​It will affect around one in two stroke survivors, according to the Stroke Association, and roughly at least a third of people with MS.

Meanwhile, over 80 per cent of people with Parkinson’s may be affected (Suttrup et al, 2016).

Speech and language therapists and other rehab professionals may employ a range of techniques aimed at triggering swallowing reflex and strengthening muscles needed for chewing and swallowing.

There are also technologies which can help to tackle the disorder, including Chattanooga’s VitalStim range.

The device unites the power of electrical stimulation with the benefits of swallowing exercises.

It was the first neuromuscular electrical stimulation (NMES) device cleared by the FDA for use in dysphagia therapy and is now used by over 27,000 providers in 40 countries.

Spokesperson Paul Kilduff tells NR Times: “Several studies have shown that using VitalStim can improve the outcomes of stroke patients, in fact leading them to be able to swallow when previously they couldn’t.

“It works by putting electrical stimulation across the throat and measuring the feedback from that stimulation, and helping the patient train their swallow reflex to regain it.

“Although it’s not a new technology, it is definitely being used more having been approved for use in the US and Europe.”
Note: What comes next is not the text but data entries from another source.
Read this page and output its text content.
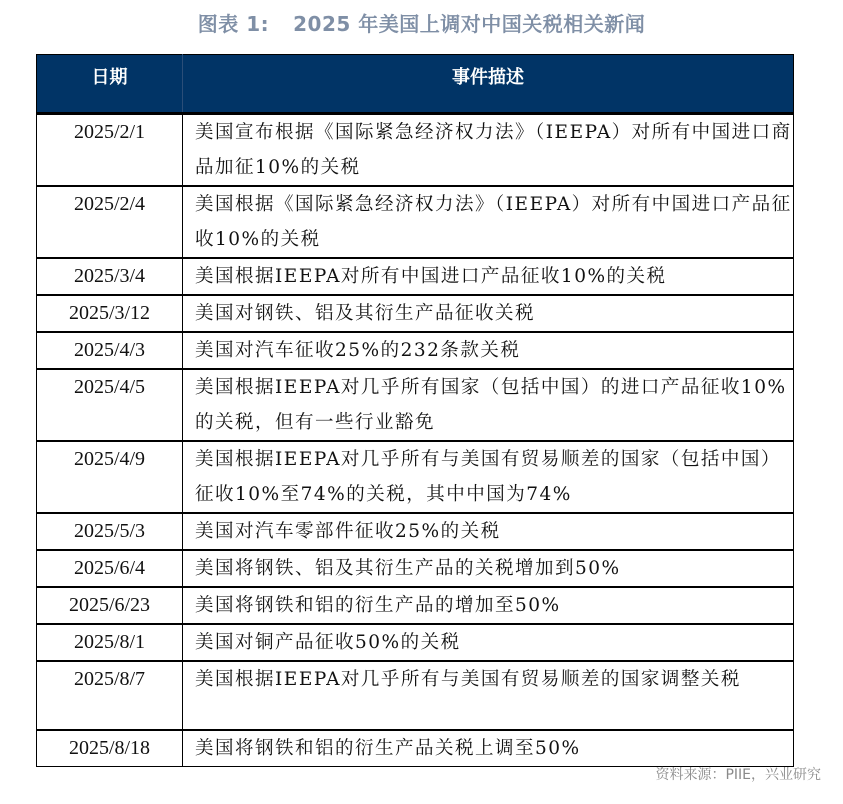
图表 1: 2025 年美国上调对中国关税相关新闻
日期	事件描述
2025/2/1	美国宣布根据《国际紧急经济权力法》（IEEPA）对所有中国进口商品加征10%的关税
2025/2/4	美国根据《国际紧急经济权力法》（IEEPA）对所有中国进口产品征收10%的关税
2025/3/4	美国根据IEEPA对所有中国进口产品征收10%的关税
2025/3/12	美国对钢铁、铝及其衍生产品征收关税
2025/4/3	美国对汽车征收25%的232条款关税
2025/4/5	美国根据IEEPA对几乎所有国家（包括中国）的进口产品征收10%的关税，但有一些行业豁免
2025/4/9	美国根据IEEPA对几乎所有与美国有贸易顺差的国家（包括中国）征收10%至74%的关税，其中中国为74%
2025/5/3	美国对汽车零部件征收25%的关税
2025/6/4	美国将钢铁、铝及其衍生产品的关税增加到50%
2025/6/23	美国将钢铁和铝的衍生产品的增加至50%
2025/8/1	美国对铜产品征收50%的关税
2025/8/7	美国根据IEEPA对几乎所有与美国有贸易顺差的国家调整关税
2025/8/18	美国将钢铁和铝的衍生产品关税上调至50%
资料来源：PIIE，兴业研究
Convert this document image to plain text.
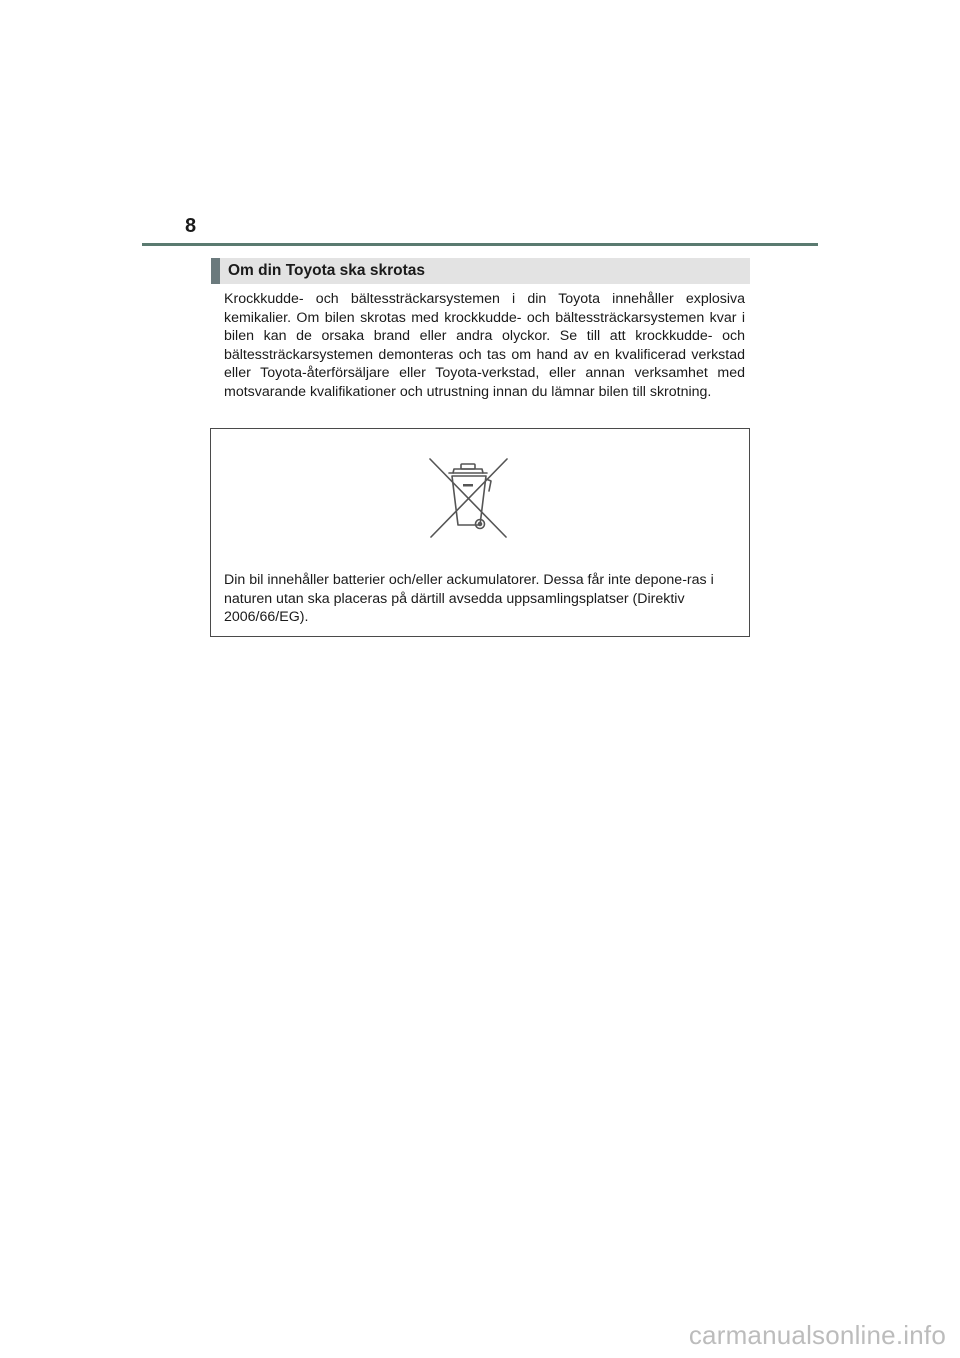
8
Om din Toyota ska skrotas

Krockkudde- och bältessträckarsystemen i din Toyota innehåller explosiva kemikalier. Om bilen skrotas med krockkudde- och bältessträckarsystemen kvar i bilen kan de orsaka brand eller andra olyckor. Se till att krockkudde- och bältessträckarsystemen demonteras och tas om hand av en kvalificerad verkstad eller Toyota-återförsäljare eller Toyota-verkstad, eller annan verksamhet med motsvarande kvalifikationer och utrustning innan du lämnar bilen till skrotning.

Din bil innehåller batterier och/eller ackumulatorer. Dessa får inte depone-ras i naturen utan ska placeras på därtill avsedda uppsamlingsplatser (Direktiv 2006/66/EG).

carmanualsonline.info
A 2013 study involving the Carlos III Health Institute in Barcelona, Spain, tested the device on 20 post-stroke patients with a mean age of 75.

It concluded that VitalStim is a safe and effective treatment for chronic poststroke dysphagic patients.

Numerous other studies have taken place since, including, in 2018, by the Affiliated Hospital of Qingdao University in China.

Its study of 30 patients with dysphagia for less than six months found that VitalStim treatment added to traditional dysphagia therapy, producing significantly better swallowing effectiveness and safety outcome scores.